C’est en tout cas le 11 septembre 1778, à l’occasion d’une séance extraordinaire de l’académie, tenue chez Étienne David Meynier de Salinelles (1729-1794), qu’il annonce officiellement le legs à l’académie de l’ensemble de ses collections[2]. La nouvelle qu’il voulait « se défaire de son cabinet » courrait toutefois depuis quelque temps : Philippe-Laurent de Joubert, trésorier des états de Languedoc, s’en était fait l’écho le 8 juillet 1778. Il sert d’ailleurs d’intermédiaire entre son correspondant nîmois et le comte d’Angiviller, directeur des Bâtiments du Roi, qui aurait envisagé d’acquérir les fossiles pour le Cabinet[3]. Rien ne détourne pourtant Séguier de sa volonté initiale. Les rumeurs vont alors bon train : l’académie se fait encore l’écho, en 1786, d’une tentative de rachat du cabinet par la tsarine, dont il ne subsiste pourtant aucune trace[4].
Un tel don – quasi contemporain de celui de Clément de Lafaille à la Rochelle[5] – n’a alors rien de fondamentalement inédit : il s’inscrit dans la continuité de ce qu’avaient fait Louis-Léon Pajot d’Ons-en-Braye en France ou Hans Sloane en Angleterre, sans parler de l’exemple précurseur d’Ulisse Aldrovandi à Bologne à la fin du XVIe siècle[6]. Non sans analogie avec les conceptions et les démarches qui avaient présidé au développement du Museo Maffeiano à Vérone[7], Séguier, fidèle à la philosophie politique du marquis, offre à sa « chère patrie » l’œuvre d’une vie en pérennisant, au-delà des objets, et c’est peut-être cela qui fut le plus déterminant à ses yeux, les « suites » résultant d’une méthodologie et d’une science ordonnée et raisonnée dont Claude Nicolet a pu souligner tout l’intérêt et la complexité[8].
L’académie, dès l’annonce du legs, se hâte d’entériner le don, tant elle craint de se voir déposséder. Elle confère le jour même « mandat et pouvoir » à Jean-Jacques Maurice Reinaud de Genas (1730-1794), baron de Vauvert, pour « passer les actes nécessaires à raison de ce, régler les droits qui pourront être dus, faire les diligences pour obtenir les lettres patentes d’autorisation… ». Un premier acte est donc dressé dès le 16 septembre – délai très, voir trop court pour ne pas déceler un long travail préparatoire en amont – chez le notaire habituel de Séguier, Jean Nicolas, par lequel il cède à l’académie tous « ses livres imprimés ou manuscrits, gravures, cartes et estampes, son entière collection d’antiquités, médailles tant anciennes que modernes, son cabinet d’histoire naturelle avec l’herbier et généralement tout ce qui forme ses différents cabinets des choses ci-dessus énoncées, avec les tablettes servant à icelles ». La valeur est estimée à 25 000 livres, mais elle semble minorée à dessein.

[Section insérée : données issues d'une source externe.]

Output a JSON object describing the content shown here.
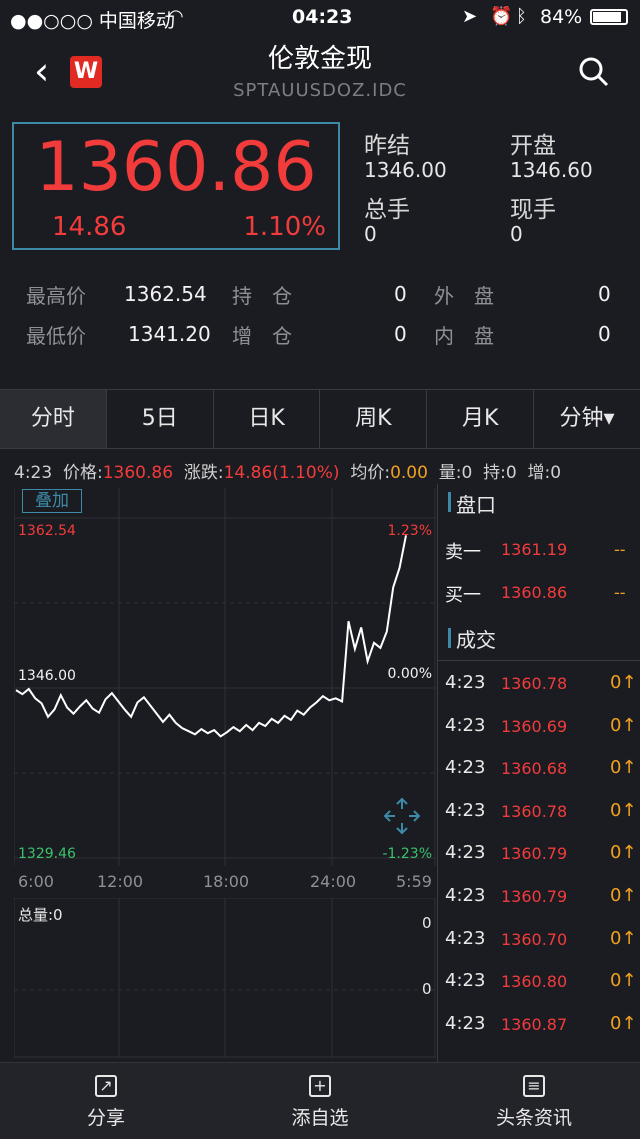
{
  "status_bar": {
    "carrier": "●●○○○ 中国移动",
    "time": "04:23",
    "battery": "84%"
  },
  "header": {
    "title": "伦敦金现",
    "symbol": "SPTAUUSDOZ.IDC",
    "logo_letter": "W"
  },
  "quote": {
    "price": "1360.86",
    "change": "14.86",
    "change_pct": "1.10%",
    "prev_close_label": "昨结",
    "prev_close": "1346.00",
    "open_label": "开盘",
    "open": "1346.60",
    "total_label": "总手",
    "total": "0",
    "current_label": "现手",
    "current": "0"
  },
  "stats": {
    "high_label": "最高价",
    "high": "1362.54",
    "hold_label": "持　仓",
    "hold": "0",
    "outer_label": "外　盘",
    "outer": "0",
    "low_label": "最低价",
    "low": "1341.20",
    "inc_label": "增　仓",
    "inc": "0",
    "inner_label": "内　盘",
    "inner": "0"
  },
  "tabs": [
    "分时",
    "5日",
    "日K",
    "周K",
    "月K",
    "分钟▾"
  ],
  "infobar": {
    "time": "4:23",
    "price_label": "价格:",
    "price": "1360.86",
    "chg_label": "涨跌:",
    "chg": "14.86(1.10%)",
    "avg_label": "均价:",
    "avg": "0.00",
    "vol_label": "量:0",
    "hold_label": "持:0",
    "inc_label": "增:0"
  },
  "chart": {
    "overlay_button": "叠加",
    "y_high": "1362.54",
    "y_mid": "1346.00",
    "y_low": "1329.46",
    "pct_high": "1.23%",
    "pct_mid": "0.00%",
    "pct_low": "-1.23%",
    "x_labels": [
      "6:00",
      "12:00",
      "18:00",
      "24:00",
      "5:59"
    ],
    "volume_label": "总量:0",
    "vol_axis_top": "0",
    "vol_axis_bottom": "0"
  },
  "chart_data": {
    "type": "line",
    "title": "",
    "xlabel": "",
    "ylabel": "",
    "ylim": [
      1329.46,
      1362.54
    ],
    "x_ticks": [
      "6:00",
      "12:00",
      "18:00",
      "24:00",
      "5:59"
    ],
    "series": [
      {
        "values": [
          1345.8,
          1345.4,
          1345.9,
          1345.0,
          1344.5,
          1343.2,
          1343.9,
          1345.3,
          1344.1,
          1343.5,
          1344.2,
          1344.8,
          1344.0,
          1343.6,
          1344.9,
          1345.5,
          1344.7,
          1343.9,
          1343.2,
          1344.6,
          1345.1,
          1344.3,
          1343.5,
          1342.7,
          1343.4,
          1342.6,
          1342.1,
          1341.8,
          1341.5,
          1342.0,
          1341.6,
          1341.9,
          1341.3,
          1341.7,
          1342.2,
          1341.8,
          1342.4,
          1341.9,
          1342.6,
          1342.3,
          1343.0,
          1342.6,
          1343.3,
          1342.9,
          1343.8,
          1343.4,
          1344.1,
          1344.6,
          1345.2,
          1344.8,
          1345.0,
          1344.7,
          1352.5,
          1349.8,
          1351.9,
          1348.6,
          1350.4,
          1349.9,
          1351.5,
          1355.8,
          1357.7,
          1360.86
        ]
      }
    ]
  },
  "right_panel": {
    "book_title": "盘口",
    "ask_label": "卖一",
    "ask": "1361.19",
    "ask_vol": "--",
    "bid_label": "买一",
    "bid": "1360.86",
    "bid_vol": "--",
    "trades_title": "成交",
    "trades": [
      {
        "time": "4:23",
        "price": "1360.78",
        "vol": "0↑"
      },
      {
        "time": "4:23",
        "price": "1360.69",
        "vol": "0↑"
      },
      {
        "time": "4:23",
        "price": "1360.68",
        "vol": "0↑"
      },
      {
        "time": "4:23",
        "price": "1360.78",
        "vol": "0↑"
      },
      {
        "time": "4:23",
        "price": "1360.79",
        "vol": "0↑"
      },
      {
        "time": "4:23",
        "price": "1360.79",
        "vol": "0↑"
      },
      {
        "time": "4:23",
        "price": "1360.70",
        "vol": "0↑"
      },
      {
        "time": "4:23",
        "price": "1360.80",
        "vol": "0↑"
      },
      {
        "time": "4:23",
        "price": "1360.87",
        "vol": "0↑"
      }
    ]
  },
  "bottom_bar": {
    "share": "分享",
    "add_watch": "添自选",
    "third": "头条资讯"
  },
  "colors": {
    "up": "#f23b3b",
    "down": "#39c16b",
    "accent": "#3c8aa7",
    "volume": "#f0a020"
  }
}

Il n’est toutefois nullement question dans ce premier acte de l’hôtel, construit en 1768-1772, qui abrite alors les collections. Séguier en a par testament affecté la valeur « aux pauvres », en fait à la Miséricorde et à l’Hôtel-Dieu de Nîmes. Ce dernier est tenu depuis le xviie siècle par les hospitalières de Saint-Joseph, où Jeanne (1707-1787), sa sœur aînée, est religieuse. L’évêque de Nîmes, Charles Prudent de Becedelièvre (1705-1784) – dont Séguier est proche – parvient toutefois à élaborer un compromis, si ce n’est un arrangement. À la demande des académiciens, il « détermine » le légataire à céder l’hôtel moyennant le paiement de 15 000 livres, que le prélat accepte de verser aux « pauvres ». Un second acte est donc passé le 19 janvier 1780. Séguier abandonne l’hôtel à l’académie qui en prendra « possession […] après le décès du dit sieur Séguier et de Mademoiselle sa sœur ». Dès le lendemain, l’académie rachète dans la foulée aux pères carmes la rente que ceux-ci percevaient sur le terrain où avait été construit l’hôtel, situé dans leur enclos, moyennant un « droit de transport » réduit à 1 500 livres.
La compagnie a pu entre-temps obtenir les lettres patentes officialisant et garantissant surtout la donation, tant on semble craindre encore quelque imprévu. Les documents conservés dans les archives de l’académie permettent de bien appréhender les mécanismes et les jeux d’influence qui permirent l’obtention des celles-ci en juillet 1779. L’affaire fut portée par Jacques Charbonnier de la Robole, secrétaire du Roi, ancien avocat général du comte d’Artois, de concert avec Arnail Fornier (1728-1815), homme de confiance de Necker et surtout frère aîné du négociant nîmois et académicien Barthelémy Fornier (1735-1788). Les négociations avec la Ferme générale pour obtenir une « modération » des droits d’amortissement et du centième denier furent en revanche moins fructueuses. Elles aboutirent en août à une maigre « modération des droits[9] ».
Commence ensuite une période d’interrègne de près de quatre ans, durant laquelle l’académie multiplie les gestes honorifiques[10] à destination du bienfaiteur, qui reste secrétaire perpétuel, tout en occupant les lieux. En 1784, « unanimement et par acclamation », Séguier est nommé protecteur de l’académie, peu après le décès de Mgr de Becelièvre. Une forme de processus de transition se met en place : c’est sous la dictée de Séguier, qui a quasiment perdu la vue, que Jean-César Vincens rédige ainsi en mai 1784 l’inventaire des collections de mineralia, reclassées en suivant le « système de Daubenton »[11].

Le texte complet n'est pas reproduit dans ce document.